Medallion Guarantee: To transfer book-entry Plan shares from your Plan account, or to issue a certificate in any name other than that shown on your Plan account, the above signature(s) must correspond with the name(s) exactly as shown on your Plan account and MUST be Medallion Guaranteed by an authorized Medallion Guarantee Program.

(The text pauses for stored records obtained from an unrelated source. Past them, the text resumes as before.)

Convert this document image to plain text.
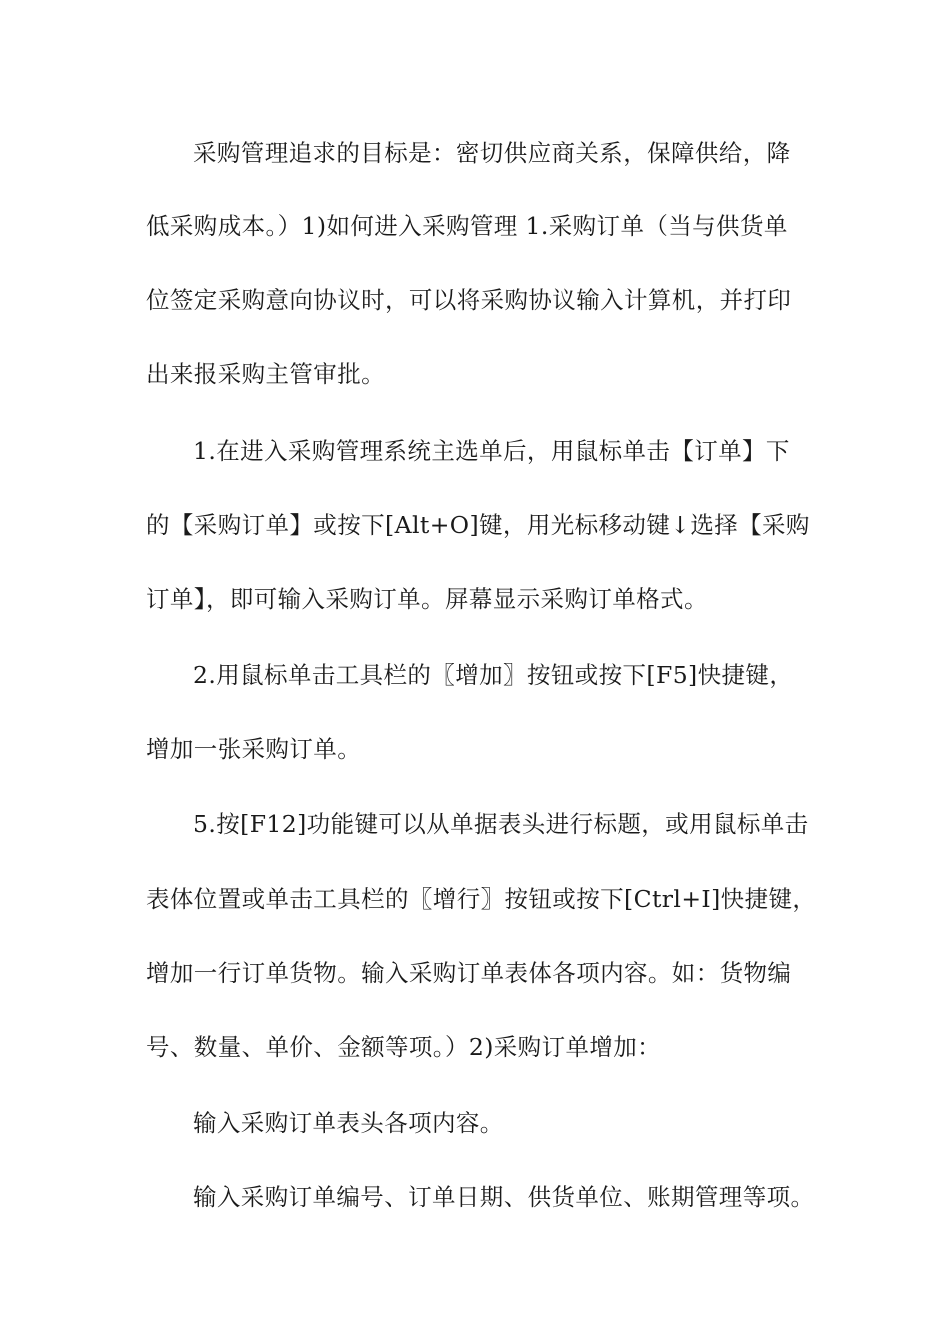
采购管理追求的目标是：密切供应商关系，保障供给，降
低采购成本。）1)如何进入采购管理 1.采购订单（当与供货单
位签定采购意向协议时，可以将采购协议输入计算机，并打印
出来报采购主管审批。
1.在进入采购管理系统主选单后，用鼠标单击【订单】下
的【采购订单】或按下[Alt+O]键，用光标移动键↓选择【采购
订单】，即可输入采购订单。屏幕显示采购订单格式。
2.用鼠标单击工具栏的〖增加〗按钮或按下[F5]快捷键，
增加一张采购订单。
5.按[F12]功能键可以从单据表头进行标题，或用鼠标单击
表体位置或单击工具栏的〖增行〗按钮或按下[Ctrl+I]快捷键，
增加一行订单货物。输入采购订单表体各项内容。如：货物编
号、数量、单价、金额等项。）2)采购订单增加：
输入采购订单表头各项内容。
输入采购订单编号、订单日期、供货单位、账期管理等项。
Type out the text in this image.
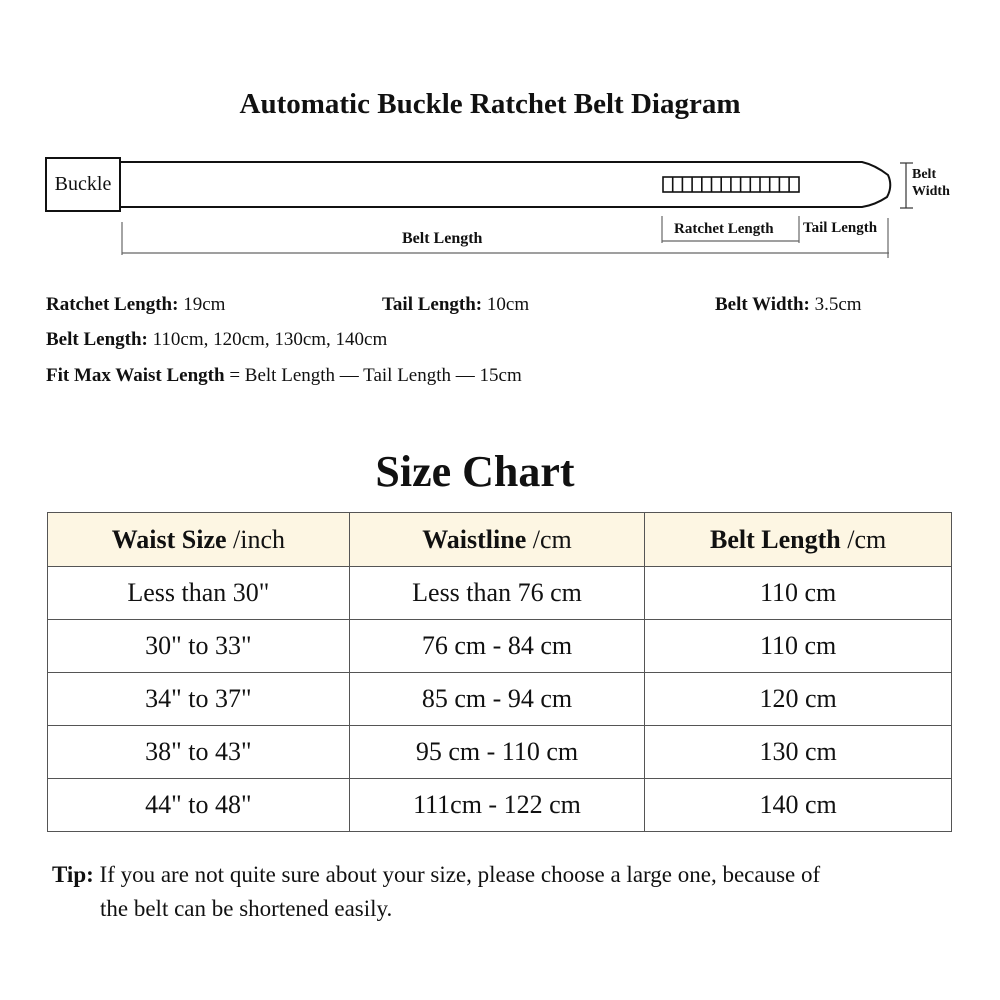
Automatic Buckle Ratchet Belt Diagram
Buckle
Belt Length
Ratchet Length Tail Length
Belt
Width
Ratchet Length: 19cm	Tail Length: 10cm	Belt Width: 3.5cm
Belt Length: 110cm, 120cm, 130cm, 140cm
Fit Max Waist Length = Belt Length — Tail Length — 15cm
Size Chart
Waist Size /inch	Waistline /cm	Belt Length /cm
Less than 30"	Less than 76 cm	110 cm
30" to 33"	76 cm - 84 cm	110 cm
34" to 37"	85 cm - 94 cm	120 cm
38" to 43"	95 cm - 110 cm	130 cm
44" to 48"	111cm - 122 cm	140 cm
Tip: If you are not quite sure about your size, please choose a large one, because of
the belt can be shortened easily.
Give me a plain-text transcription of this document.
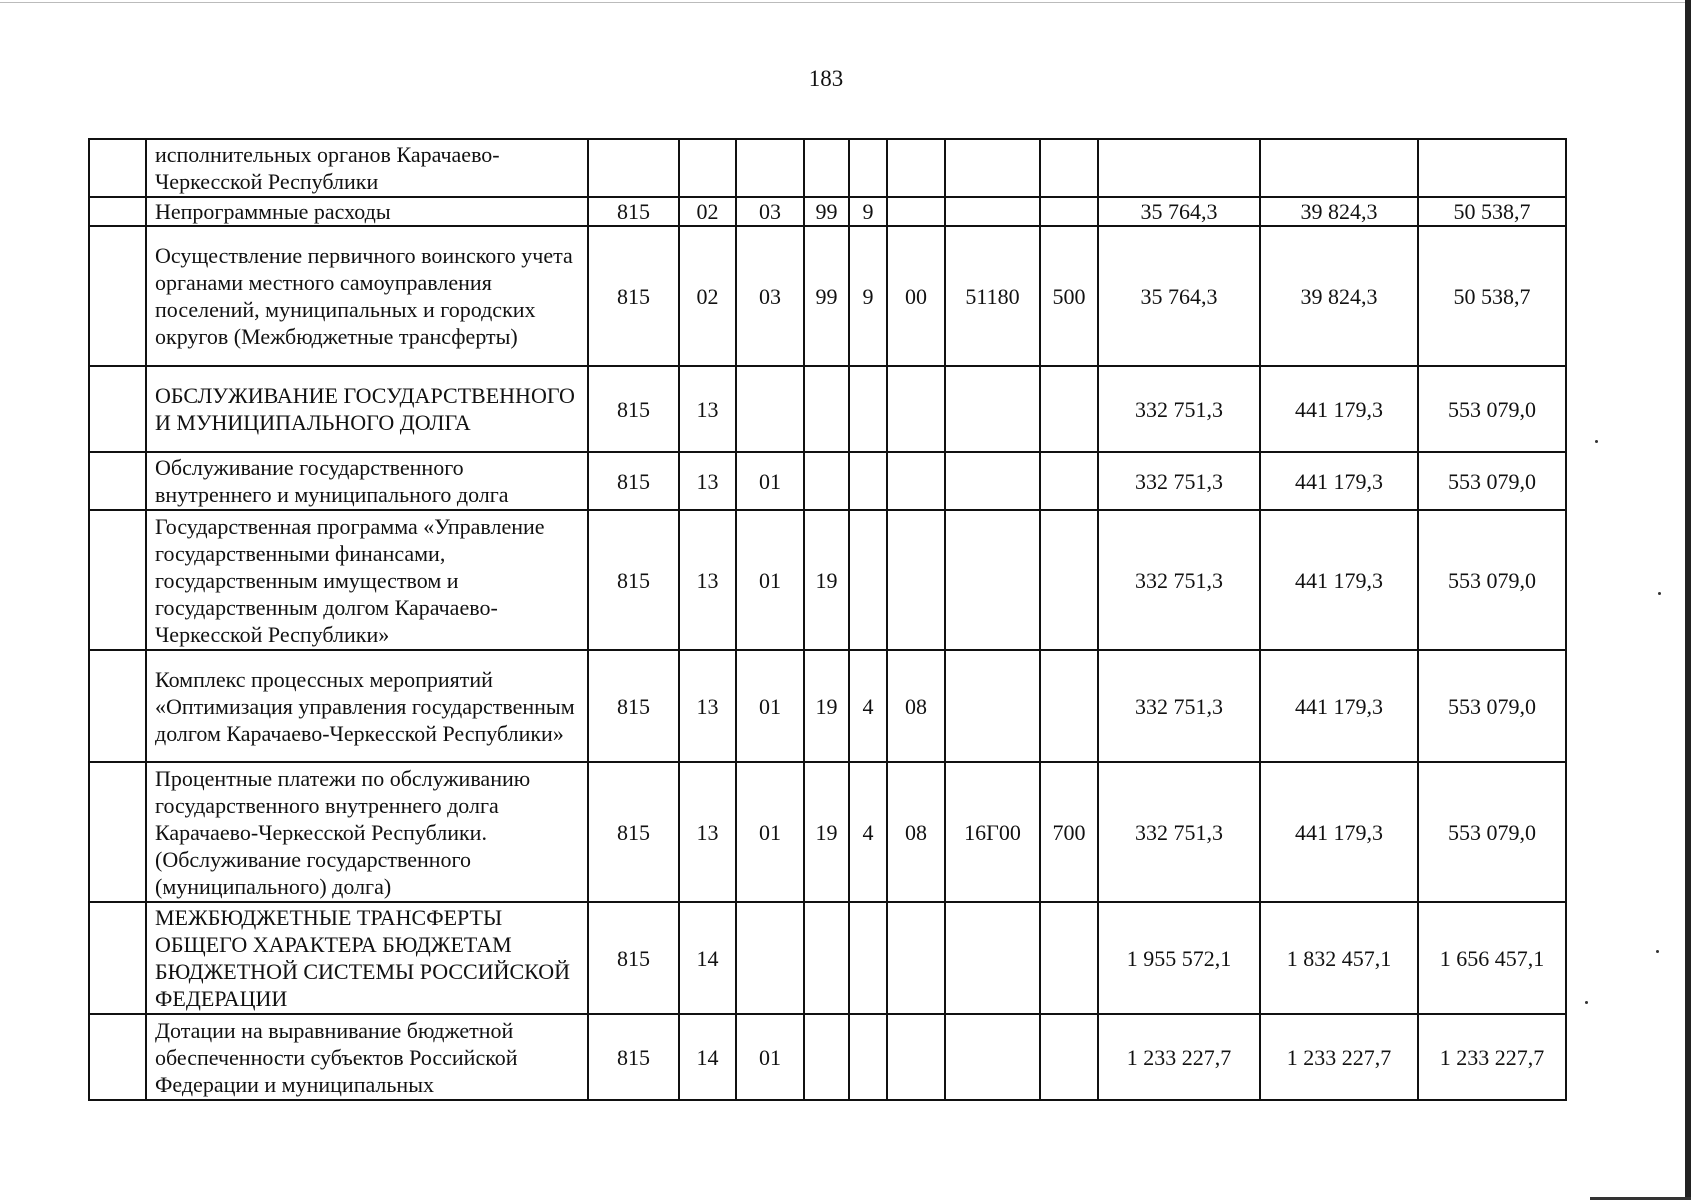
183
	исполнительных органов Карачаево-Черкесской Республики											
	Непрограммные расходы	815	02	03	99	9				35 764,3	39 824,3	50 538,7
	Осуществление первичного воинского учета органами местного самоуправления поселений, муниципальных и городских округов (Межбюджетные трансферты)	815	02	03	99	9	00	51180	500	35 764,3	39 824,3	50 538,7
	ОБСЛУЖИВАНИЕ ГОСУДАРСТВЕННОГО И МУНИЦИПАЛЬНОГО ДОЛГА	815	13							332 751,3	441 179,3	553 079,0
	Обслуживание государственного внутреннего и муниципального долга	815	13	01						332 751,3	441 179,3	553 079,0
	Государственная программа «Управление государственными финансами, государственным имуществом и государственным долгом Карачаево-Черкесской Республики»	815	13	01	19					332 751,3	441 179,3	553 079,0
	Комплекс процессных мероприятий «Оптимизация управления государственным долгом Карачаево-Черкесской Республики»	815	13	01	19	4	08			332 751,3	441 179,3	553 079,0
	Процентные платежи по обслуживанию государственного внутреннего долга Карачаево-Черкесской Республики. (Обслуживание государственного (муниципального) долга)	815	13	01	19	4	08	16Г00	700	332 751,3	441 179,3	553 079,0
	МЕЖБЮДЖЕТНЫЕ ТРАНСФЕРТЫ ОБЩЕГО ХАРАКТЕРА БЮДЖЕТАМ БЮДЖЕТНОЙ СИСТЕМЫ РОССИЙСКОЙ ФЕДЕРАЦИИ	815	14							1 955 572,1	1 832 457,1	1 656 457,1
	Дотации на выравнивание бюджетной обеспеченности субъектов Российской Федерации и муниципальных	815	14	01						1 233 227,7	1 233 227,7	1 233 227,7
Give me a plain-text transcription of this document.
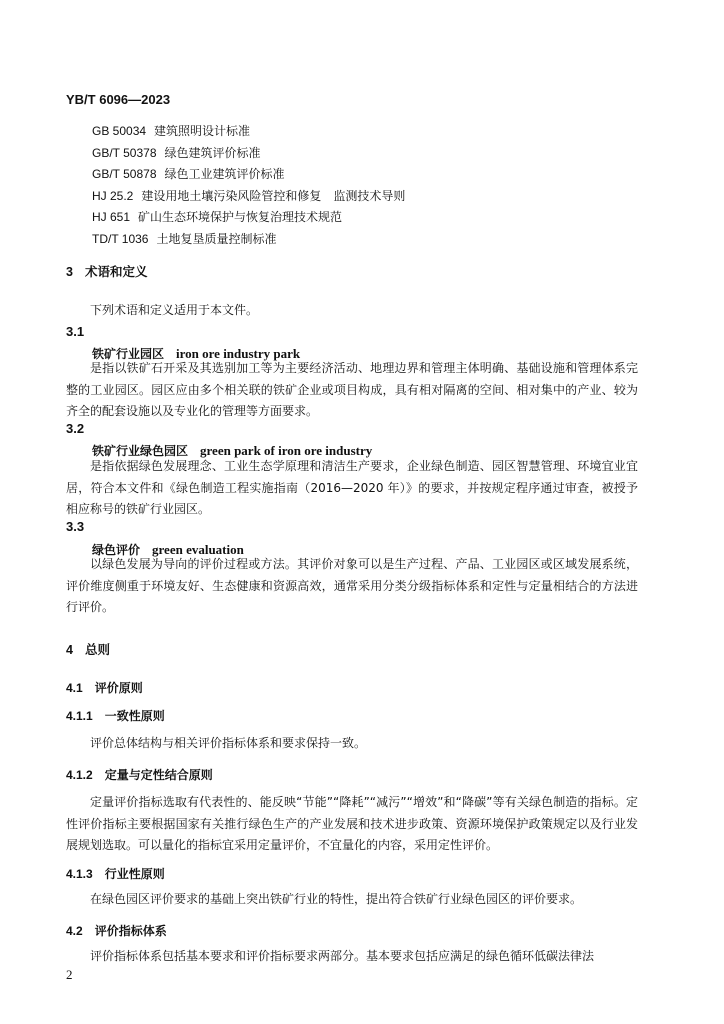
YB/T 6096—2023
GB 50034 建筑照明设计标准
GB/T 50378 绿色建筑评价标准
GB/T 50878 绿色工业建筑评价标准
HJ 25.2 建设用地土壤污染风险管控和修复　监测技术导则
HJ 651 矿山生态环境保护与恢复治理技术规范
TD/T 1036 土地复垦质量控制标准
3 术语和定义
下列术语和定义适用于本文件。
3.1
铁矿行业园区 iron ore industry park
是指以铁矿石开采及其选别加工等为主要经济活动、地理边界和管理主体明确、基础设施和管理体系完整的工业园区。园区应由多个相关联的铁矿企业或项目构成，具有相对隔离的空间、相对集中的产业、较为齐全的配套设施以及专业化的管理等方面要求。
3.2
铁矿行业绿色园区 green park of iron ore industry
是指依据绿色发展理念、工业生态学原理和清洁生产要求，企业绿色制造、园区智慧管理、环境宜业宜居，符合本文件和《绿色制造工程实施指南（2016—2020 年）》的要求，并按规定程序通过审查，被授予相应称号的铁矿行业园区。
3.3
绿色评价 green evaluation
以绿色发展为导向的评价过程或方法。其评价对象可以是生产过程、产品、工业园区或区域发展系统，评价维度侧重于环境友好、生态健康和资源高效，通常采用分类分级指标体系和定性与定量相结合的方法进行评价。
4 总则
4.1 评价原则
4.1.1 一致性原则
评价总体结构与相关评价指标体系和要求保持一致。
4.1.2 定量与定性结合原则
定量评价指标选取有代表性的、能反映“节能”“降耗”“减污”“增效”和“降碳”等有关绿色制造的指标。定性评价指标主要根据国家有关推行绿色生产的产业发展和技术进步政策、资源环境保护政策规定以及行业发展规划选取。可以量化的指标宜采用定量评价，不宜量化的内容，采用定性评价。
4.1.3 行业性原则
在绿色园区评价要求的基础上突出铁矿行业的特性，提出符合铁矿行业绿色园区的评价要求。
4.2 评价指标体系
评价指标体系包括基本要求和评价指标要求两部分。基本要求包括应满足的绿色循环低碳法律法
2
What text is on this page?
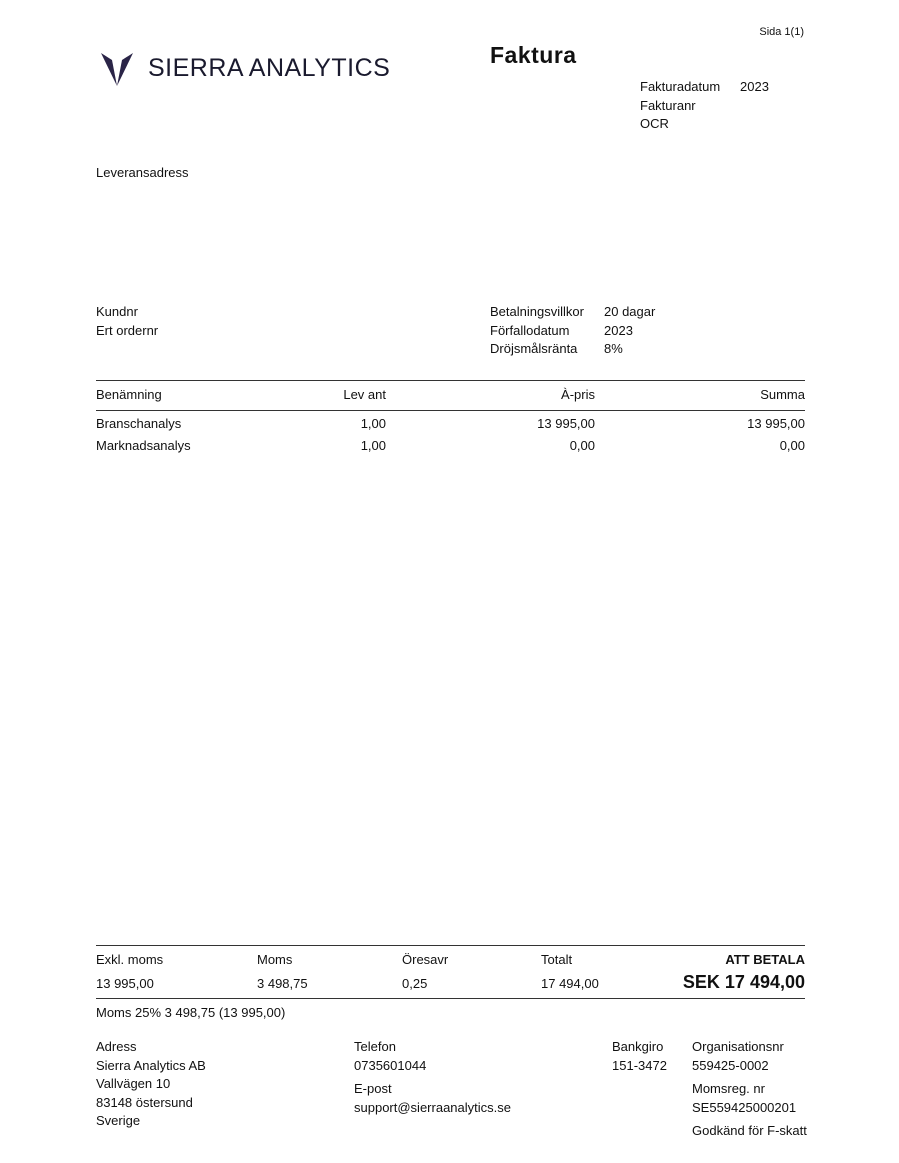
Sida 1(1)
SIERRA ANALYTICS	Faktura
Fakturadatum	2023
Fakturanr
OCR
Leveransadress
Kundnr
Ert ordernr
Betalningsvillkor	20 dagar
Förfallodatum	2023
Dröjsmålsränta	8%
Benämning	Lev ant	À-pris	Summa
Branschanalys	1,00	13 995,00	13 995,00
Marknadsanalys	1,00	0,00	0,00
Exkl. moms	Moms	Öresavr	Totalt	ATT BETALA
13 995,00	3 498,75	0,25	17 494,00	SEK 17 494,00
Moms 25% 3 498,75 (13 995,00)
Adress
Sierra Analytics AB
Vallvägen 10
83148 östersund
Sverige
Telefon
0735601044
E-post
support@sierraanalytics.se
Bankgiro
151-3472
Organisationsnr
559425-0002
Momsreg. nr
SE559425000201
Godkänd för F-skatt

If the above signatures are not Medallion Guaranteed, the transfer request will be returned without having been effected.

 

If you are authorizing the transfer of book-entry Plan shares from your Plan account to another person, or authorizing the issuance of a certificate in any name other than that shown on your Plan account, a Form W-9 must be completed by the person to whom you are transferring shares.

 

SUBSTITUTE FORM W-9

 

Under the penalties of perjury, I certify that: (1) the Social Security Number or Taxpayer Identification Number given below is correct; and (2) I am not subject to backup withholding either because I have not been notified that I am subject to backup withholding as a result of a failure to report all interest or dividends, or because the Internal Revenue Service has notified me that I am no longer subject to backup withholding.

 

Instructions: You must cross out clause (2) above if you have been notified by the Internal Revenue Service that you are subject to backup withholding because of under reporting interest or dividends on your tax return and if you have not received a notice from the Internal Revenue Service advising you that backup withholding due to notified payee under reporting has terminated.

             
Social Security Number or Taxpayer Identification Number:        
     
Duly Authorized Signature:   Date: , 20    

         
     
    RETURN THIS TRANSACTION FORM ONLY IF YOU WISH TO EXECUTE TRANSACTIONS    
    IN THE DIVIDEND REINVESTMENT AND STOCK PURCHASE PLAN.